Some 500 Iranian students gathered on the shore near where the soldiers were captured, shouting “Death to Britain” and “Death to America,” the Fars news agency reported.
The sailors, from the frigate HMS Cornwall, are part of a task force that maintains security in Iraqi waters under authority of the U.N. Security Council.
The Cornwall’s commander, Commodore Nick Lambert, said he hoped the detention was a “simple mistake” stemming from the unclear border.
‘Strike enemies that attack’
In June 2004, six British marines and two sailors were seized by Iran in the same waterway. They were presented blindfolded on Iranian television and admitted entering Iranian waters illegally, then released unharmed after three days.
The incident occurred as the U.N. Security Council debates expanding sanctions against Iran for refusing to suspend uranium enrichment. A vote was expected later Saturday. The U.S. and other nations suspect Iran is trying to produce nuclear weapons. Iran denies that and insists it won’t halt the program.

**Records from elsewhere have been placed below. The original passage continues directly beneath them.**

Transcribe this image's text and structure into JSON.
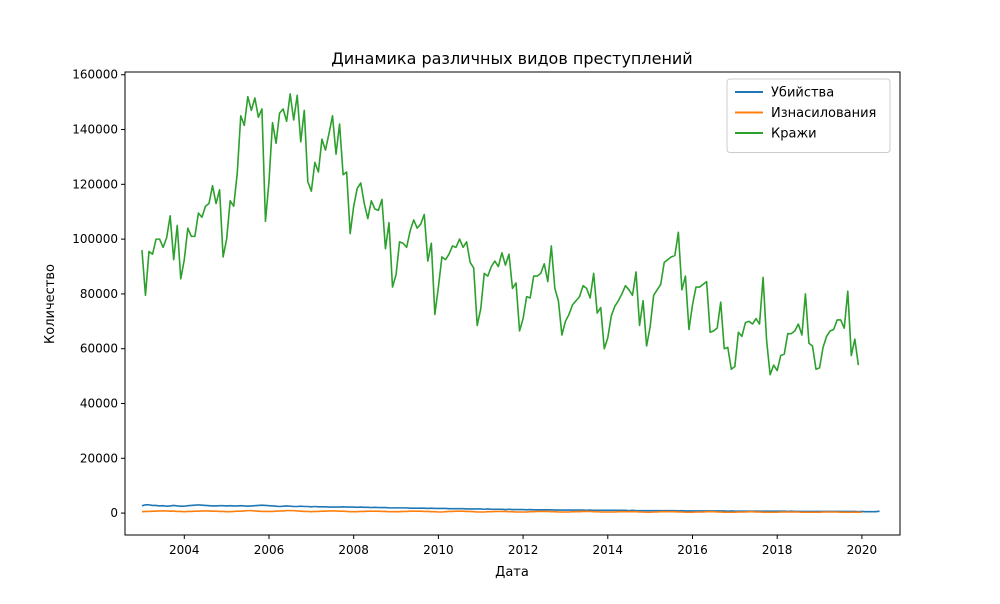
{
  "chart_data": {
    "type": "line",
    "title": "Динамика различных видов преступлений",
    "xlabel": "Дата",
    "ylabel": "Количество",
    "xlim": [
      2002.6,
      2020.9
    ],
    "ylim": [
      -8000,
      161000
    ],
    "x_ticks": [
      2004,
      2006,
      2008,
      2010,
      2012,
      2014,
      2016,
      2018,
      2020
    ],
    "y_ticks": [
      0,
      20000,
      40000,
      60000,
      80000,
      100000,
      120000,
      140000,
      160000
    ],
    "grid": false,
    "legend_position": "top-right",
    "x_start_year": 2003,
    "x_step_months": 1,
    "series": [
      {
        "name": "Убийства",
        "color": "#1f77b4",
        "values": [
          2700,
          3000,
          3000,
          2800,
          2800,
          2600,
          2700,
          2500,
          2600,
          2800,
          2600,
          2500,
          2500,
          2700,
          2800,
          2900,
          3000,
          2900,
          2800,
          2700,
          2600,
          2600,
          2700,
          2700,
          2600,
          2700,
          2600,
          2600,
          2700,
          2600,
          2500,
          2600,
          2700,
          2800,
          2900,
          2800,
          2700,
          2600,
          2500,
          2400,
          2500,
          2600,
          2500,
          2400,
          2400,
          2500,
          2400,
          2400,
          2300,
          2400,
          2300,
          2300,
          2300,
          2200,
          2200,
          2200,
          2200,
          2300,
          2200,
          2200,
          2200,
          2100,
          2200,
          2100,
          2100,
          2000,
          2100,
          2000,
          2000,
          2000,
          1900,
          1900,
          1900,
          1900,
          1900,
          1900,
          1800,
          1800,
          1800,
          1800,
          1800,
          1700,
          1800,
          1700,
          1700,
          1700,
          1700,
          1600,
          1600,
          1600,
          1600,
          1600,
          1500,
          1500,
          1500,
          1500,
          1500,
          1400,
          1500,
          1400,
          1400,
          1400,
          1400,
          1300,
          1400,
          1300,
          1300,
          1300,
          1300,
          1200,
          1300,
          1200,
          1200,
          1200,
          1200,
          1200,
          1200,
          1100,
          1100,
          1100,
          1100,
          1100,
          1100,
          1100,
          1100,
          1100,
          1000,
          1100,
          1000,
          1000,
          1000,
          1000,
          1000,
          1000,
          1000,
          1000,
          1000,
          1000,
          900,
          1000,
          900,
          900,
          900,
          900,
          900,
          900,
          900,
          900,
          900,
          900,
          900,
          900,
          800,
          900,
          800,
          800,
          800,
          800,
          800,
          800,
          800,
          800,
          800,
          800,
          800,
          800,
          700,
          800,
          700,
          700,
          700,
          700,
          700,
          700,
          700,
          700,
          700,
          700,
          700,
          700,
          700,
          700,
          700,
          600,
          700,
          600,
          600,
          600,
          600,
          600,
          600,
          600,
          600,
          600,
          600,
          600,
          600,
          600,
          600,
          600,
          600,
          600,
          600,
          500,
          600,
          500,
          500,
          500,
          500,
          700
        ]
      },
      {
        "name": "Изнасилования",
        "color": "#ff7f0e",
        "values": [
          500,
          600,
          600,
          700,
          700,
          800,
          800,
          800,
          700,
          700,
          600,
          600,
          500,
          600,
          600,
          700,
          700,
          800,
          800,
          800,
          700,
          700,
          600,
          600,
          500,
          500,
          600,
          700,
          700,
          800,
          900,
          900,
          800,
          700,
          600,
          600,
          600,
          600,
          700,
          800,
          800,
          900,
          900,
          900,
          800,
          700,
          600,
          600,
          500,
          600,
          600,
          700,
          700,
          800,
          800,
          800,
          700,
          700,
          600,
          500,
          500,
          500,
          600,
          600,
          700,
          700,
          700,
          700,
          600,
          600,
          500,
          500,
          500,
          500,
          600,
          600,
          700,
          700,
          700,
          700,
          600,
          600,
          500,
          500,
          400,
          400,
          500,
          600,
          600,
          700,
          700,
          700,
          600,
          600,
          500,
          400,
          400,
          400,
          500,
          500,
          600,
          600,
          600,
          600,
          500,
          500,
          400,
          400,
          400,
          400,
          500,
          500,
          600,
          600,
          600,
          600,
          500,
          500,
          400,
          400,
          400,
          400,
          500,
          500,
          500,
          600,
          600,
          600,
          500,
          500,
          400,
          400,
          400,
          400,
          400,
          500,
          500,
          500,
          500,
          500,
          500,
          400,
          400,
          300,
          300,
          400,
          400,
          500,
          500,
          500,
          500,
          500,
          400,
          400,
          300,
          300,
          300,
          400,
          400,
          400,
          500,
          500,
          500,
          400,
          400,
          300,
          300,
          300,
          300,
          400,
          400,
          400,
          500,
          500,
          400,
          400,
          300,
          300,
          300,
          300,
          300,
          400,
          400,
          400,
          400,
          400,
          400,
          300,
          300,
          300,
          300,
          300,
          300,
          400,
          400,
          400,
          400,
          400,
          300,
          300,
          300,
          300,
          300,
          300,
          300
        ]
      },
      {
        "name": "Кражи",
        "color": "#2ca02c",
        "values": [
          96000,
          79500,
          95500,
          94500,
          100000,
          100000,
          97000,
          100500,
          108500,
          92500,
          105000,
          85500,
          92500,
          104000,
          101000,
          101000,
          109500,
          108000,
          112000,
          113000,
          119500,
          113000,
          118000,
          93500,
          100000,
          114000,
          112000,
          124000,
          145000,
          141500,
          152000,
          147000,
          151500,
          144500,
          147500,
          106500,
          121000,
          142500,
          135000,
          146000,
          147500,
          143000,
          153000,
          143500,
          152500,
          135500,
          147000,
          121000,
          117500,
          128000,
          124500,
          136500,
          132500,
          138500,
          145000,
          131000,
          142000,
          123500,
          124500,
          102000,
          112000,
          118500,
          120500,
          113000,
          107500,
          114000,
          111000,
          110500,
          114500,
          96500,
          106000,
          82500,
          87000,
          99000,
          98500,
          97000,
          103000,
          107000,
          104000,
          105500,
          109000,
          92000,
          98500,
          72500,
          82500,
          93500,
          92500,
          94500,
          97500,
          97000,
          100000,
          97000,
          99000,
          91500,
          89500,
          68500,
          74500,
          87500,
          86500,
          90000,
          92000,
          90000,
          95000,
          90500,
          94500,
          82000,
          84000,
          66500,
          71000,
          79000,
          78500,
          86500,
          86500,
          87500,
          91000,
          84500,
          97500,
          82000,
          77500,
          65000,
          70000,
          72500,
          76000,
          77500,
          79000,
          83000,
          82000,
          78500,
          87500,
          73000,
          75000,
          60000,
          64000,
          72000,
          75500,
          77500,
          80000,
          83000,
          81500,
          79500,
          88000,
          68500,
          77500,
          61000,
          68000,
          79500,
          81500,
          83500,
          91500,
          92500,
          93500,
          94000,
          102500,
          81500,
          86500,
          67000,
          76000,
          82500,
          82500,
          83500,
          84500,
          66000,
          66500,
          67500,
          77000,
          60000,
          60500,
          52500,
          53500,
          66000,
          64500,
          69500,
          70000,
          69000,
          71000,
          69000,
          86000,
          63000,
          50500,
          54000,
          52000,
          57500,
          58000,
          65500,
          65500,
          66500,
          69000,
          65000,
          80000,
          62000,
          61000,
          52500,
          53000,
          60500,
          64500,
          66500,
          67000,
          70500,
          70500,
          67500,
          81000,
          57500,
          63500,
          54000
        ]
      }
    ]
  }
}
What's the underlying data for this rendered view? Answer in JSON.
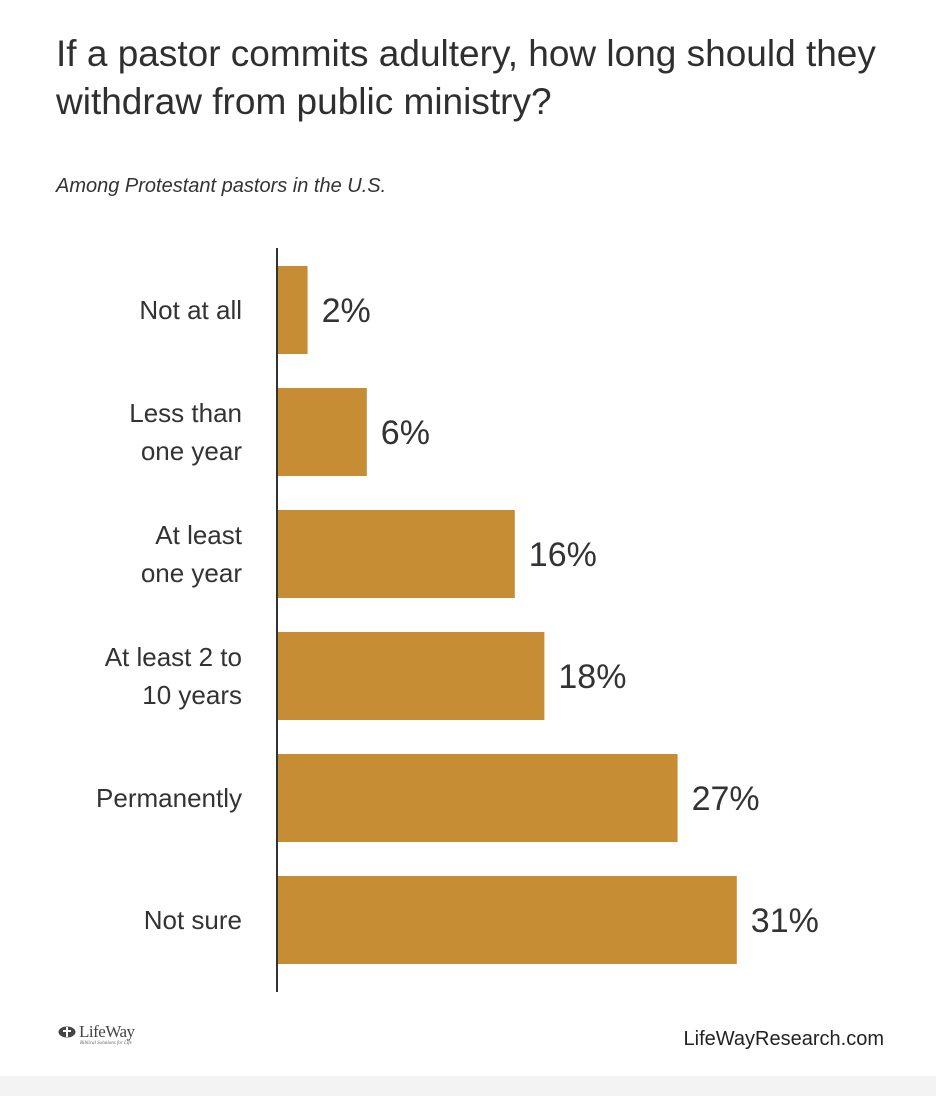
{
  "header": {
    "title": "If a pastor commits adultery, how long should they withdraw from public ministry?",
    "subtitle": "Among Protestant pastors in the U.S."
  },
  "chart_data": {
    "type": "bar",
    "orientation": "horizontal",
    "categories": [
      [
        "Not at all"
      ],
      [
        "Less than",
        "one year"
      ],
      [
        "At least",
        "one year"
      ],
      [
        "At least 2 to",
        "10 years"
      ],
      [
        "Permanently"
      ],
      [
        "Not sure"
      ]
    ],
    "values": [
      2,
      6,
      16,
      18,
      27,
      31
    ],
    "value_labels": [
      "2%",
      "6%",
      "16%",
      "18%",
      "27%",
      "31%"
    ],
    "unit": "%",
    "bar_color": "#C68D35",
    "axis_color": "#333333",
    "grid": false,
    "legend": "none"
  },
  "footer": {
    "logo_text": "LifeWay",
    "logo_tagline": "Biblical Solutions for Life",
    "site": "LifeWayResearch.com"
  },
  "icons": {
    "logo": "lifeway-logo-icon"
  }
}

With tensions running high, the United States has bolstered its naval forces in the Persian Gulf in a show of strength directed at Iran. U.S. officials have expressed concern that with so much military hardware in the Gulf, a small incident like Friday’s could escalate into a dangerous confrontation.
Ayatollah Ali Khamenei, Iran’s supreme leader, warned this week that if Western countries “treat us with threats and enforcement of coercion and violence, undoubtedly they must know that the Iranian nation and authorities will use all their capacities to strike enemies that attack.”